He has led United to the top of the East
It may be the closest that Ben Olsen gets to boasting about his success so far as an MLS coach.
When D.C. United loses Andy Najar to the Honduran Olympic team after Saturday's match against the Montreal Impact, Olsen knows his precocious teenage star will move onto a stage where he can showcase himself in hopes of landing a transfer to a big-named European club.
|United vs. Impact|
|When » Saturday, 7:30 p.m.|
|Where » RFK Stadium|
|TV » CSN|
But Olsen is quick to point out that the MLS side Najar is leaving behind is making waves of its own.
"There's a lot of people watching those games," Olsen said. "But we're in a spot where there are a lot of people watching D.C. United games."
Despite last weekend's 3-2 loss to New York, which snapped a four-game winning streak, D.C. United (9-5-3, 30 points) is still tied with the Red Bulls (9-4-3, 30 points) atop the Eastern Conference. At the midway point of the season, Olsen has a roster he's confident in and one that plays in a style that reflects his image, both hard-nosed and focused on attacking. Thanks to a combination of geography and results, Olsen will coach the MLS All-Stars against Chelsea in Philadelphia on July 28.
The only tradeoff is that Olsen still looks tortured by a job that involves far more painstaking hours than those required as a player. It's also affected relationships with former teammates, such as Jaime Moreno, Clyde Simms, Santino Quaranta and Brandon Barklage, who was ecstatic to score twice last weekend on the team that told him he wasn't good enough to keep around last winter.
"One day you're playing, and the next day you kind of have to separate yourself from the players," United midfielder Stephen King said. "You're still friends, but you still have to maintain your authority and your distance.
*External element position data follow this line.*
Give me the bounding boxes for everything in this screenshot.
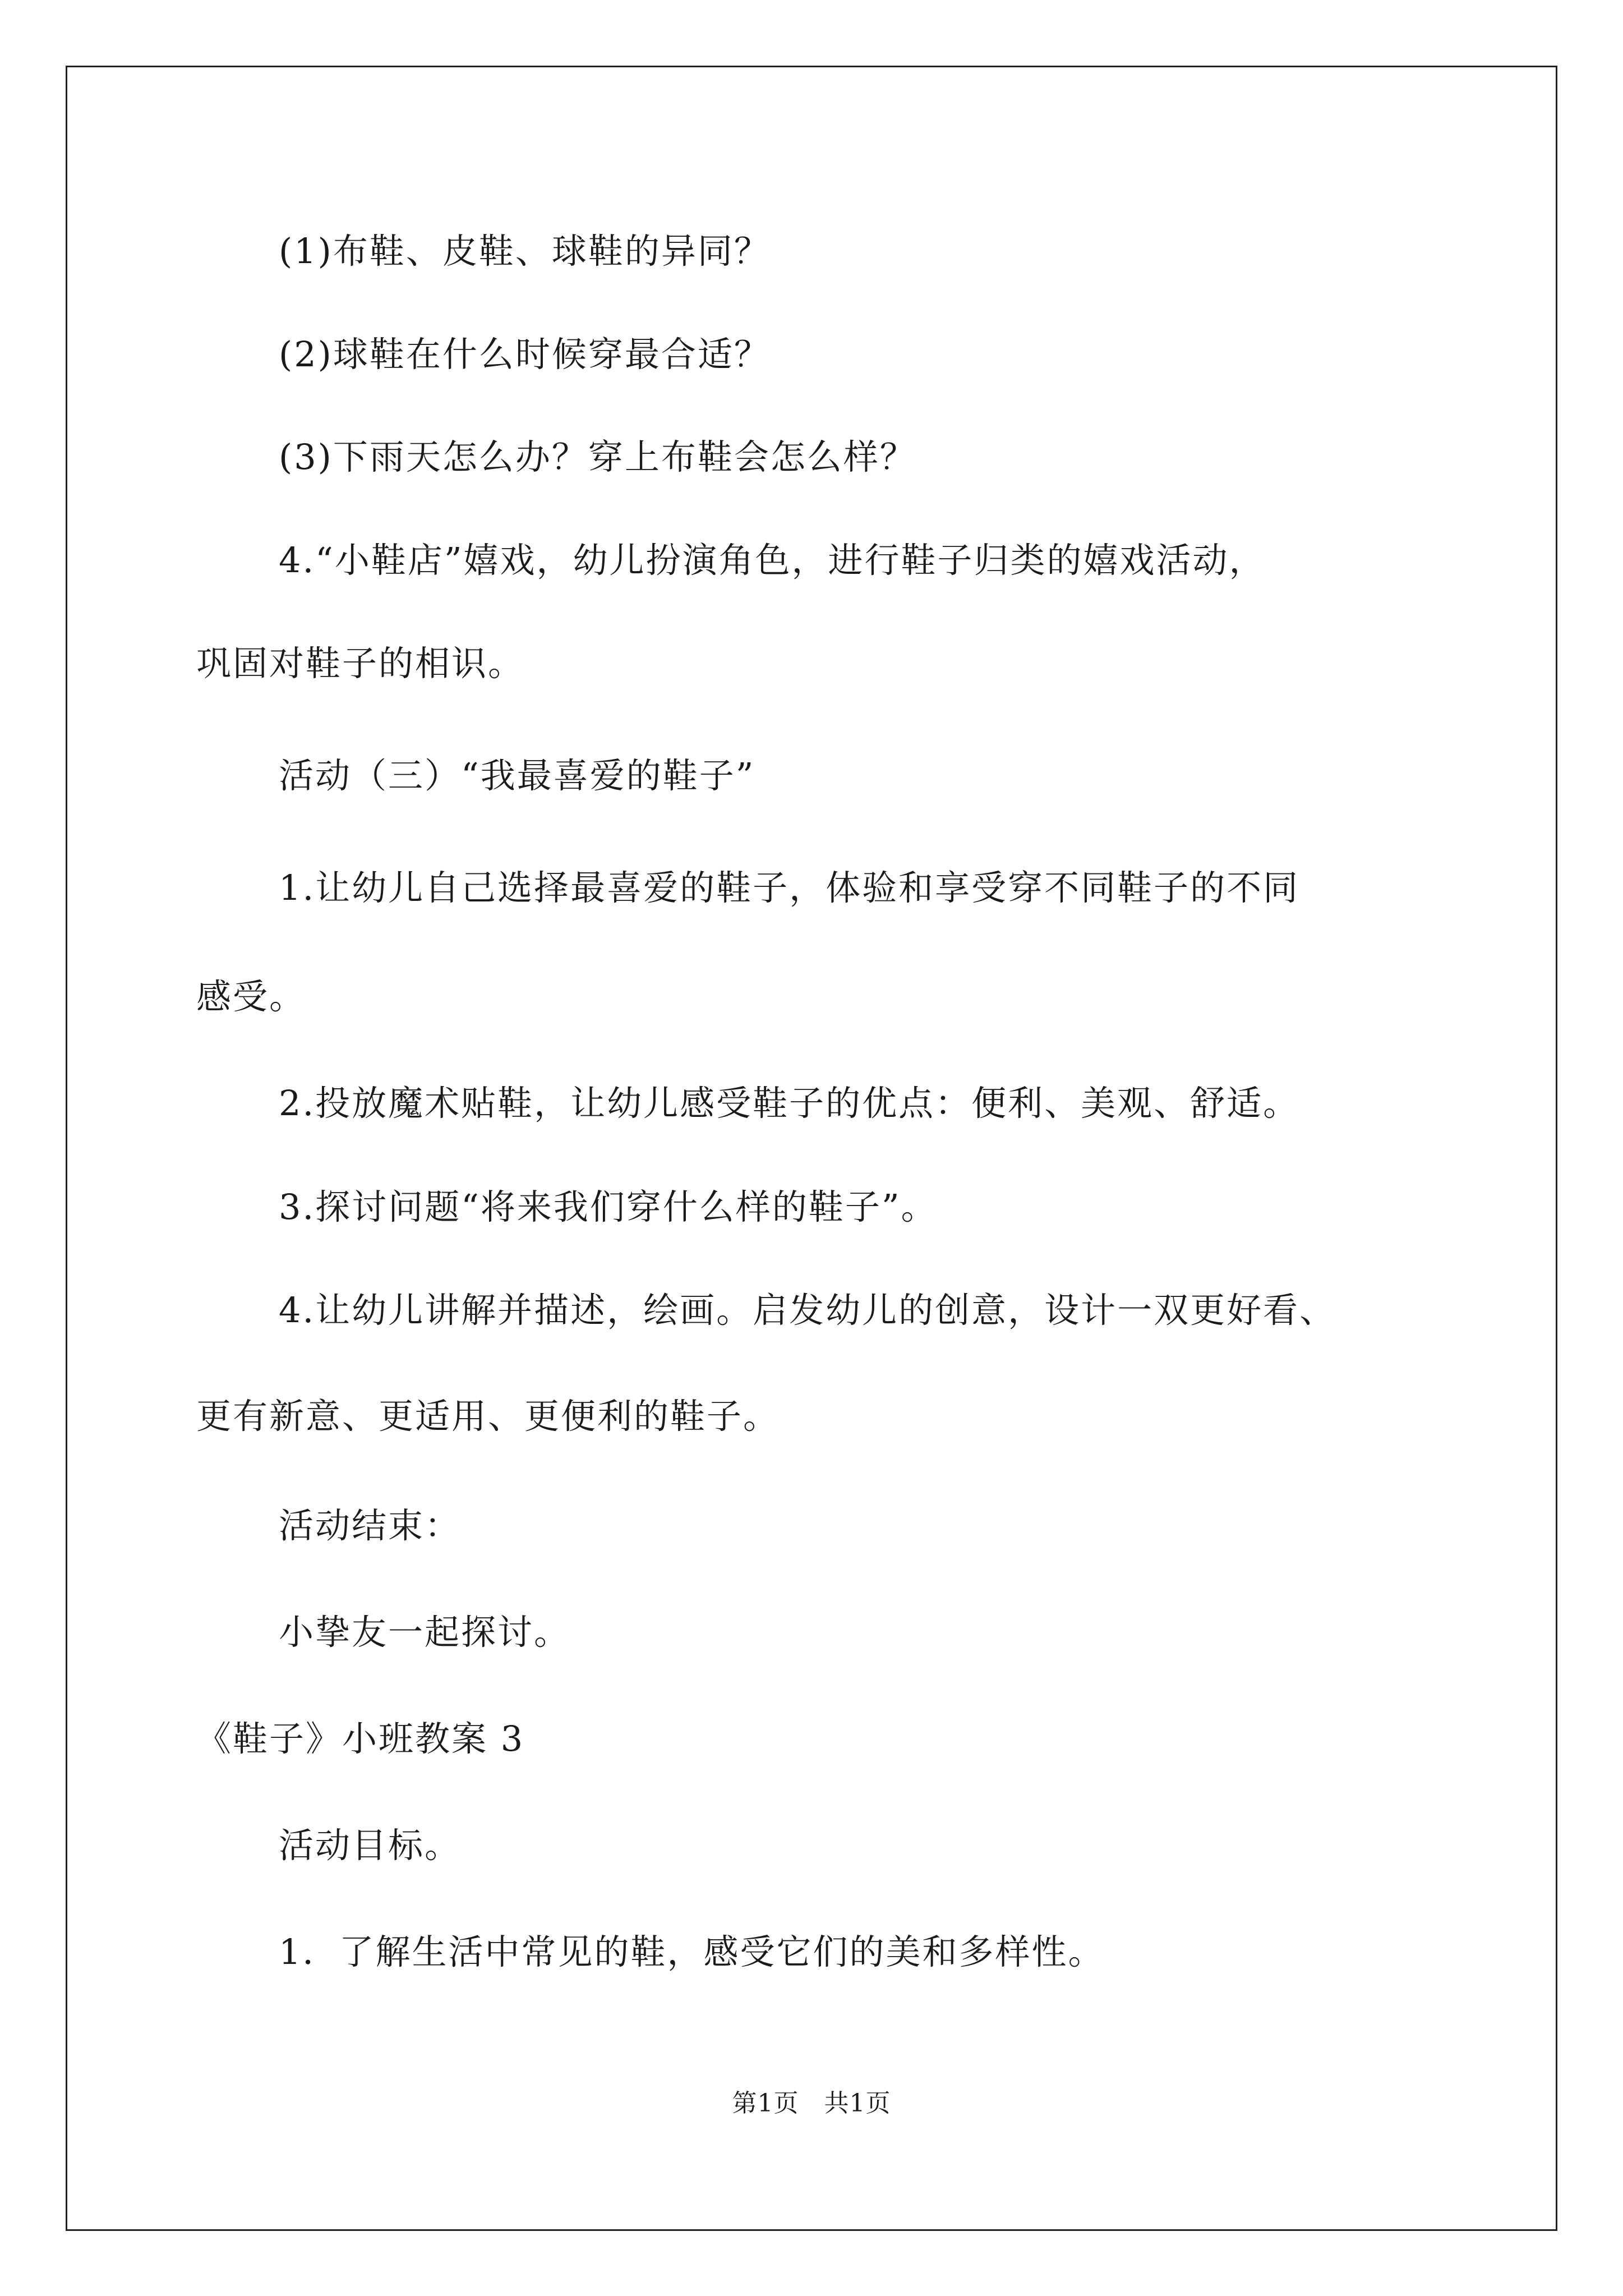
text-line-13: 活动结束： [279, 1505, 462, 1546]
page-border [66, 66, 1557, 2231]
text-line-11: 4.让幼儿讲解并描述，绘画。启发幼儿的创意，设计一双更好看、 [279, 1290, 1336, 1331]
text-line-9: 2.投放魔术贴鞋，让幼儿感受鞋子的优点：便利、美观、舒适。 [279, 1083, 1300, 1124]
text-line-1: (1)布鞋、皮鞋、球鞋的异同？ [279, 231, 771, 272]
text-line-14: 小挚友一起探讨。 [279, 1612, 571, 1653]
text-line-2: (2)球鞋在什么时候穿最合适？ [279, 334, 771, 375]
text-line-12: 更有新意、更适用、更便利的鞋子。 [196, 1396, 780, 1437]
text-line-8: 感受。 [196, 976, 306, 1017]
text-line-17: 1．了解生活中常见的鞋，感受它们的美和多样性。 [279, 1931, 1105, 1972]
text-line-5: 巩固对鞋子的相识。 [196, 643, 525, 684]
text-line-4: 4.“小鞋店”嬉戏，幼儿扮演角色，进行鞋子归类的嬉戏活动， [279, 540, 1266, 581]
text-line-7: 1.让幼儿自己选择最喜爱的鞋子，体验和享受穿不同鞋子的不同 [279, 867, 1300, 908]
section-heading-activity-3: 活动（三）“我最喜爱的鞋子” [279, 755, 755, 796]
text-line-10: 3.探讨问题“将来我们穿什么样的鞋子”。 [279, 1186, 938, 1227]
lesson-title: 《鞋子》小班教案 3 [196, 1718, 525, 1759]
text-line-3: (3)下雨天怎么办？穿上布鞋会怎么样？ [279, 436, 916, 477]
page-footer: 第1页 共1页 [732, 2089, 891, 2118]
text-line-16: 活动目标。 [279, 1825, 462, 1866]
I think he's handled it very well, and I think moving forward he's only going to get better."
Olsen's determination to put the club's interests first made an immediate impression.
"I thought he's done a fantastic job," United midfielder Dwayne De Rosario said. "I didn't expect that when I came in. I thought was going to be more loosey-goosey when I first came here, but he was business. He was very straightforward, and I admire that."
Olsen's also been intimately involved with the makeup of the roster. As practice ended Wednesday, he took part in a lengthy chat with United president Kevin Payne and general manager Dave Kasper. But even on the day that the summer international transfer window opened, Olsen was focused on the immediate when asked about the nature of the conversation.
"You know my team right now, and we just lost a game so we're looking for a response against Montreal," Olsen said. "We've been pretty good at that, responding after tough times so hopefully we'll be in a position to do that."